Au Québec, Olymel et Exceldor contrôlent 94 % de l’abattage de tout le poulet qui se produit dans la province. Ce qui laisse un maigre 6 % pour les autres.

Ce n’est pas assez et ça brime le développement de la volaille, disent les Éleveurs de volailles du Québec. Le syndicat de producteurs demande à la Régie des marchés agricoles de mettre la hache dans ce mécanisme.

« Ce sont des volumes d’approvisionnement garantis », explique Jean-Philippe Deschênes-Gilbert, directeur des affaires réglementaires aux Éleveurs de volailles du Québec, qui représentent 744 entreprises agricoles. Les producteurs doivent donc assurer ce taux minimum à Exceldor et à Olymel. « Quand ç’a été établi, en 1994, ce n’était pas 94 %, précise M. Deschênes-Gilbert. Mais des petits abattoirs ont fermé et ces géants-là les ont rachetés au fil du temps. »

On se retrouve maintenant avec cette impressionnante proportion. Les producteurs demandent l’abolition des volumes garantis.

« C’est devenu sclérosé. […] Un petit nouveau qui voudrait se développer est limité dans sa croissance. On veut juste un peu plus de souplesse pour créer plus de compétitivité et mieux desservir les marchés. »

— Jean-Philippe Deschênes-Gilbert, directeur des affaires réglementaires aux Éleveurs de volailles du Québec

« Ces abattoirs ont une situation de quasi-monopole et des garanties réglementaires », confirme l’économiste Maurice Doyon, de l’Université Laval, qui connaît bien le dossier pour avoir été appelé en tant qu’expert devant la Régie, à la demande des producteurs. Résultat : « Nos abattoirs l’ont facile, dit-il, et leurs états financiers le démontrent. » L’économiste note que la hausse des marges brutes des abattoirs atteint des sommets historiques. Tant que ce système restera en place, précise Maurice Doyon, ces transformateurs ont intérêt à ne pas augmenter significativement les quantités pour conserver un contrôle sur les prix du poulet. D’autant que dans un contexte de gestion de l’offre, le détaillant ne peut pas se tourner vers de la volaille américaine, puisque les droits de douane freinent son entrée au pays.

innovation

Du point de vue des Éleveurs, en laissant tomber ces minimums garantis, Exceldor et Olymel ne perdraient pas de quantité, car on pourrait poursuivre la croissance et développer certains marchés, notamment du poulet de spécialité, ce que les consommateurs réclament.
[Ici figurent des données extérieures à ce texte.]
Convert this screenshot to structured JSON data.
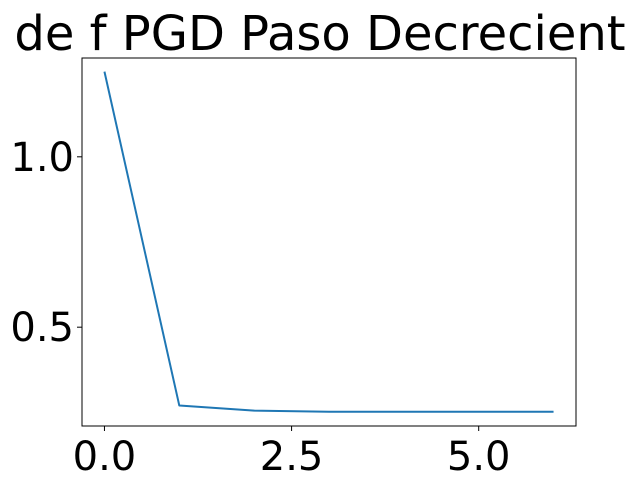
{
  "chart_data": {
    "type": "line",
    "title": "de f PGD Paso Decrecient",
    "xlabel": "",
    "ylabel": "",
    "xlim": [
      -0.3,
      6.3
    ],
    "ylim": [
      0.21,
      1.29
    ],
    "grid": false,
    "x_ticks": [
      0.0,
      2.5,
      5.0
    ],
    "x_tick_labels": [
      "0.0",
      "2.5",
      "5.0"
    ],
    "y_ticks": [
      0.5,
      1.0
    ],
    "y_tick_labels": [
      "0.5",
      "1.0"
    ],
    "line_color": "#1f77b4",
    "series": [
      {
        "x": [
          0,
          1,
          2,
          3,
          4,
          5,
          6
        ],
        "values": [
          1.25,
          0.27,
          0.255,
          0.252,
          0.252,
          0.252,
          0.252
        ]
      }
    ]
  }
}
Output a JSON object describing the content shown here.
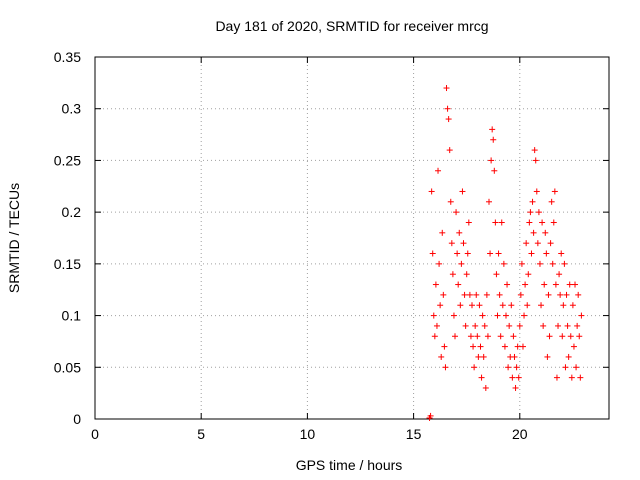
{
  "chart_data": {
    "type": "scatter",
    "title": "Day 181 of 2020, SRMTID for receiver mrcg",
    "xlabel": "GPS time / hours",
    "ylabel": "SRMTID / TECUs",
    "xlim": [
      0,
      24.2
    ],
    "ylim": [
      0,
      0.35
    ],
    "x_ticks": [
      0,
      5,
      10,
      15,
      20
    ],
    "x_tick_labels": [
      "0",
      "5",
      "10",
      "15",
      "20"
    ],
    "y_ticks": [
      0,
      0.05,
      0.1,
      0.15,
      0.2,
      0.25,
      0.3,
      0.35
    ],
    "y_tick_labels": [
      "0",
      "0.05",
      "0.1",
      "0.15",
      "0.2",
      "0.25",
      "0.3",
      "0.35"
    ],
    "grid": true,
    "marker": "plus",
    "color": "#ff0000",
    "series": [
      {
        "name": "SRMTID",
        "points": [
          [
            15.75,
            0.001
          ],
          [
            15.8,
            0.003
          ],
          [
            15.85,
            0.22
          ],
          [
            15.9,
            0.16
          ],
          [
            15.95,
            0.1
          ],
          [
            16.0,
            0.08
          ],
          [
            16.05,
            0.13
          ],
          [
            16.1,
            0.09
          ],
          [
            16.15,
            0.24
          ],
          [
            16.2,
            0.15
          ],
          [
            16.25,
            0.11
          ],
          [
            16.3,
            0.06
          ],
          [
            16.35,
            0.18
          ],
          [
            16.4,
            0.12
          ],
          [
            16.45,
            0.07
          ],
          [
            16.5,
            0.05
          ],
          [
            16.55,
            0.32
          ],
          [
            16.6,
            0.3
          ],
          [
            16.65,
            0.29
          ],
          [
            16.7,
            0.26
          ],
          [
            16.75,
            0.21
          ],
          [
            16.8,
            0.17
          ],
          [
            16.85,
            0.14
          ],
          [
            16.9,
            0.1
          ],
          [
            16.95,
            0.08
          ],
          [
            17.0,
            0.2
          ],
          [
            17.05,
            0.16
          ],
          [
            17.1,
            0.13
          ],
          [
            17.15,
            0.18
          ],
          [
            17.2,
            0.11
          ],
          [
            17.25,
            0.15
          ],
          [
            17.3,
            0.22
          ],
          [
            17.35,
            0.17
          ],
          [
            17.4,
            0.12
          ],
          [
            17.45,
            0.09
          ],
          [
            17.5,
            0.14
          ],
          [
            17.55,
            0.16
          ],
          [
            17.6,
            0.19
          ],
          [
            17.65,
            0.12
          ],
          [
            17.7,
            0.08
          ],
          [
            17.75,
            0.11
          ],
          [
            17.8,
            0.07
          ],
          [
            17.85,
            0.05
          ],
          [
            17.9,
            0.09
          ],
          [
            17.95,
            0.12
          ],
          [
            18.0,
            0.08
          ],
          [
            18.05,
            0.06
          ],
          [
            18.1,
            0.11
          ],
          [
            18.15,
            0.07
          ],
          [
            18.2,
            0.04
          ],
          [
            18.25,
            0.1
          ],
          [
            18.3,
            0.06
          ],
          [
            18.35,
            0.09
          ],
          [
            18.4,
            0.03
          ],
          [
            18.45,
            0.12
          ],
          [
            18.5,
            0.08
          ],
          [
            18.55,
            0.21
          ],
          [
            18.6,
            0.16
          ],
          [
            18.65,
            0.25
          ],
          [
            18.7,
            0.28
          ],
          [
            18.75,
            0.27
          ],
          [
            18.8,
            0.24
          ],
          [
            18.85,
            0.19
          ],
          [
            18.9,
            0.14
          ],
          [
            18.95,
            0.1
          ],
          [
            19.0,
            0.16
          ],
          [
            19.05,
            0.12
          ],
          [
            19.1,
            0.08
          ],
          [
            19.15,
            0.19
          ],
          [
            19.2,
            0.11
          ],
          [
            19.25,
            0.15
          ],
          [
            19.3,
            0.07
          ],
          [
            19.35,
            0.1
          ],
          [
            19.4,
            0.13
          ],
          [
            19.45,
            0.05
          ],
          [
            19.5,
            0.09
          ],
          [
            19.55,
            0.06
          ],
          [
            19.6,
            0.11
          ],
          [
            19.65,
            0.04
          ],
          [
            19.7,
            0.08
          ],
          [
            19.75,
            0.06
          ],
          [
            19.8,
            0.03
          ],
          [
            19.85,
            0.05
          ],
          [
            19.9,
            0.07
          ],
          [
            19.95,
            0.04
          ],
          [
            20.0,
            0.09
          ],
          [
            20.05,
            0.12
          ],
          [
            20.1,
            0.15
          ],
          [
            20.15,
            0.07
          ],
          [
            20.2,
            0.1
          ],
          [
            20.25,
            0.13
          ],
          [
            20.3,
            0.17
          ],
          [
            20.35,
            0.11
          ],
          [
            20.4,
            0.14
          ],
          [
            20.45,
            0.19
          ],
          [
            20.5,
            0.2
          ],
          [
            20.55,
            0.16
          ],
          [
            20.6,
            0.21
          ],
          [
            20.65,
            0.18
          ],
          [
            20.7,
            0.26
          ],
          [
            20.75,
            0.25
          ],
          [
            20.8,
            0.22
          ],
          [
            20.85,
            0.17
          ],
          [
            20.9,
            0.2
          ],
          [
            20.95,
            0.15
          ],
          [
            21.0,
            0.11
          ],
          [
            21.05,
            0.19
          ],
          [
            21.1,
            0.09
          ],
          [
            21.15,
            0.13
          ],
          [
            21.2,
            0.18
          ],
          [
            21.25,
            0.16
          ],
          [
            21.3,
            0.06
          ],
          [
            21.35,
            0.12
          ],
          [
            21.4,
            0.08
          ],
          [
            21.45,
            0.17
          ],
          [
            21.5,
            0.21
          ],
          [
            21.55,
            0.15
          ],
          [
            21.6,
            0.19
          ],
          [
            21.65,
            0.22
          ],
          [
            21.7,
            0.13
          ],
          [
            21.75,
            0.04
          ],
          [
            21.8,
            0.09
          ],
          [
            21.85,
            0.14
          ],
          [
            21.9,
            0.12
          ],
          [
            21.95,
            0.16
          ],
          [
            22.0,
            0.08
          ],
          [
            22.05,
            0.11
          ],
          [
            22.1,
            0.15
          ],
          [
            22.15,
            0.05
          ],
          [
            22.2,
            0.12
          ],
          [
            22.25,
            0.09
          ],
          [
            22.3,
            0.06
          ],
          [
            22.35,
            0.13
          ],
          [
            22.4,
            0.08
          ],
          [
            22.45,
            0.04
          ],
          [
            22.5,
            0.11
          ],
          [
            22.55,
            0.07
          ],
          [
            22.6,
            0.13
          ],
          [
            22.65,
            0.05
          ],
          [
            22.7,
            0.09
          ],
          [
            22.75,
            0.12
          ],
          [
            22.8,
            0.08
          ],
          [
            22.85,
            0.04
          ],
          [
            22.9,
            0.1
          ]
        ]
      }
    ]
  }
}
Il y a de la place pour l’innovation, confirme le président des Éleveurs de volailles du Québec, Pierre-Luc Leblanc. « Imaginez un fermier qui ouvre sa boucherie et qui présente son poulet qu’il a nourri d’une certaine façon, élevé d’une certaine façon », rêve-t-il tout haut.

« On pourrait développer des races différentes. Le poulet sasso, par exemple, qui est une race rustique, qui a une croissance plus lente et qui produit un poulet plus brun. Ce n’est pas pour la masse, mais le produit serait là, disponible pour ceux qui veulent goûter quelque chose de différent. »

— Pierre-Luc Leblanc

Selon Jean-Philippe Deschênes-Gilbert, il y aura toujours beaucoup de demande pour les ailes et les cuisses traditionnelles, mais plus de souplesse favoriserait plus d’innovation avicole. « C’est la tarte qui grossirait », illustre-t-il.
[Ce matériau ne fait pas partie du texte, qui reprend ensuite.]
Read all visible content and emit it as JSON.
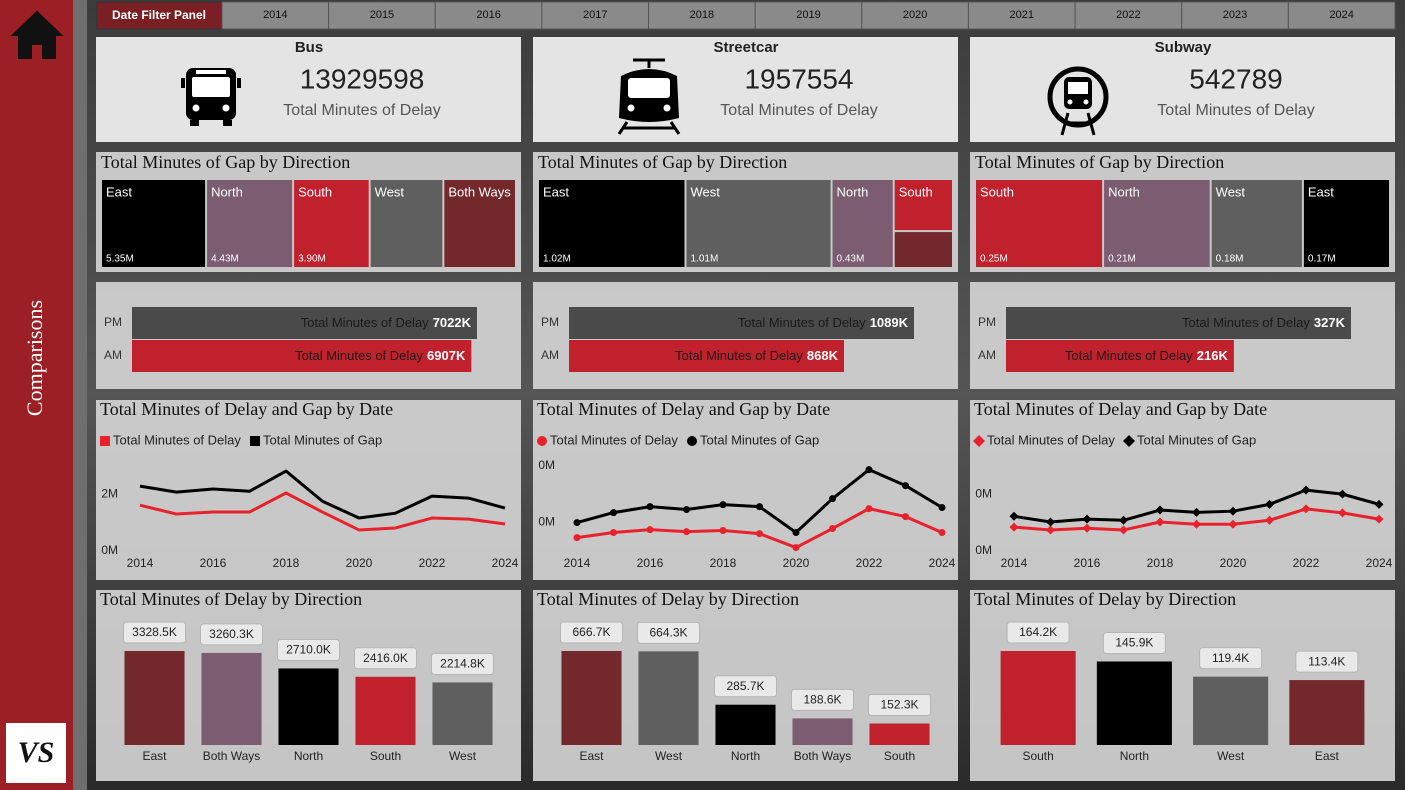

Le sujet est néanmoins très délicat dans le milieu du poulet, les deux parties – éleveurs et transformateurs – étant à la fois des partenaires commerciaux et des adversaires dans ce cas. Le litige entourant la Convention de mise en marché du poulet s’est retrouvé devant la Régie des marchés agricoles du Québec l’année dernière et a demandé plus de 40 jours d’audience.
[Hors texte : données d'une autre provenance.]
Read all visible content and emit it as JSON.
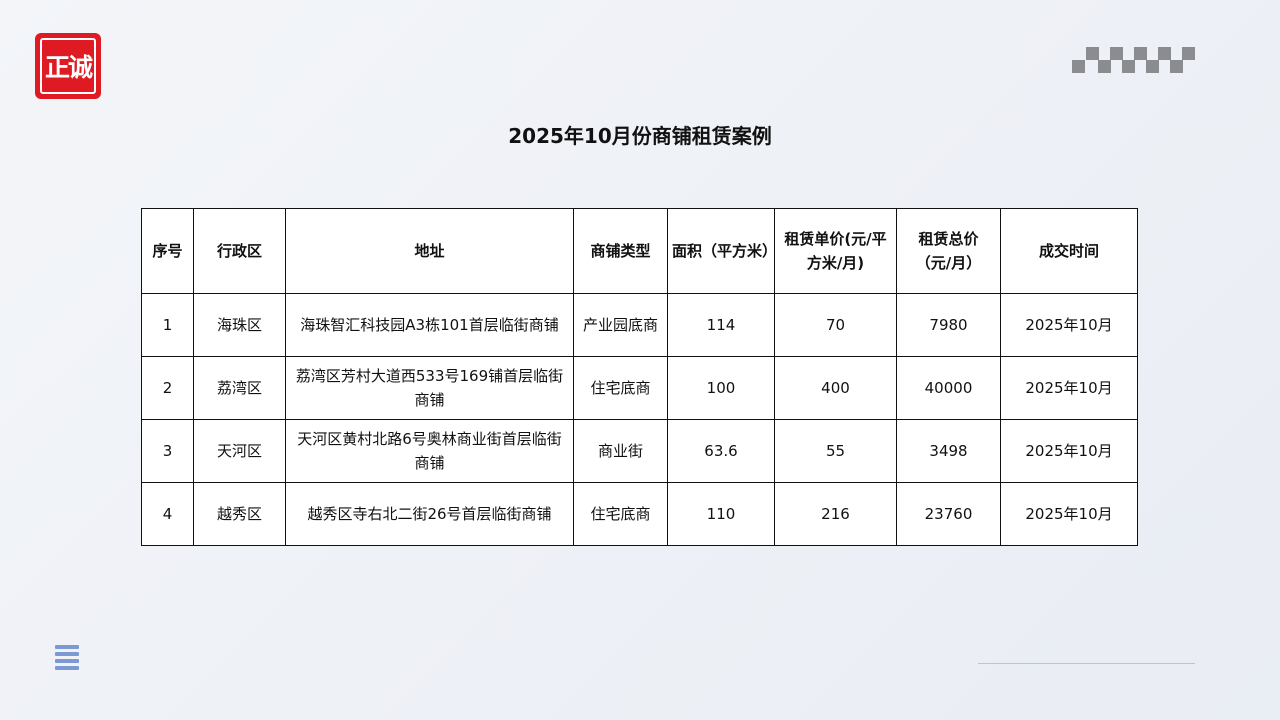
{
  "logo": {
    "text": "正诚",
    "color": "#e01a22"
  },
  "title": "2025年10月份商铺租赁案例",
  "table": {
    "headers": [
      "序号",
      "行政区",
      "地址",
      "商铺类型",
      "面积（平方米）",
      "租赁单价(元/平方米/月)",
      "租赁总价（元/月）",
      "成交时间"
    ],
    "rows": [
      [
        "1",
        "海珠区",
        "海珠智汇科技园A3栋101首层临街商铺",
        "产业园底商",
        "114",
        "70",
        "7980",
        "2025年10月"
      ],
      [
        "2",
        "荔湾区",
        "荔湾区芳村大道西533号169铺首层临街商铺",
        "住宅底商",
        "100",
        "400",
        "40000",
        "2025年10月"
      ],
      [
        "3",
        "天河区",
        "天河区黄村北路6号奥林商业街首层临街商铺",
        "商业街",
        "63.6",
        "55",
        "3498",
        "2025年10月"
      ],
      [
        "4",
        "越秀区",
        "越秀区寺右北二街26号首层临街商铺",
        "住宅底商",
        "110",
        "216",
        "23760",
        "2025年10月"
      ]
    ]
  },
  "icons": {
    "menu": "menu-icon",
    "decoration": "checker-pattern"
  },
  "colors": {
    "accent": "#7d99d4",
    "brand": "#e01a22"
  }
}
Olymel ne veut pas commenter cette histoire tant que la Régie n’a pas rendu sa décision. Exceldor offre la même réponse. Un transformateur spécialisé a aussi refusé de commenter la situation en demandant plusieurs fois que son nom n’apparaisse pas dans le journal.

Et le prix ?

Le poulet est de plus en plus populaire, mais curieusement, cette hausse de popularité vient avec une diminution du prix de la viande payé au producteur. Le prix payé à l’éleveur a diminué de 0,10 $ par kilo durant les trois dernières années.

Pourquoi ?

Dans un mécanisme de gestion de l’offre, les producteurs sont payés proportionnellement selon le coût de production. Et élever de la volaille coûte moins cher, notamment car il y a eu réduction du prix de la moulée. « On a eu une baisse de prix parce qu’on s’est améliorés grâce à la technologie. Nos oiseaux sont plus performants », précise aussi Pierre-Luc Leblanc.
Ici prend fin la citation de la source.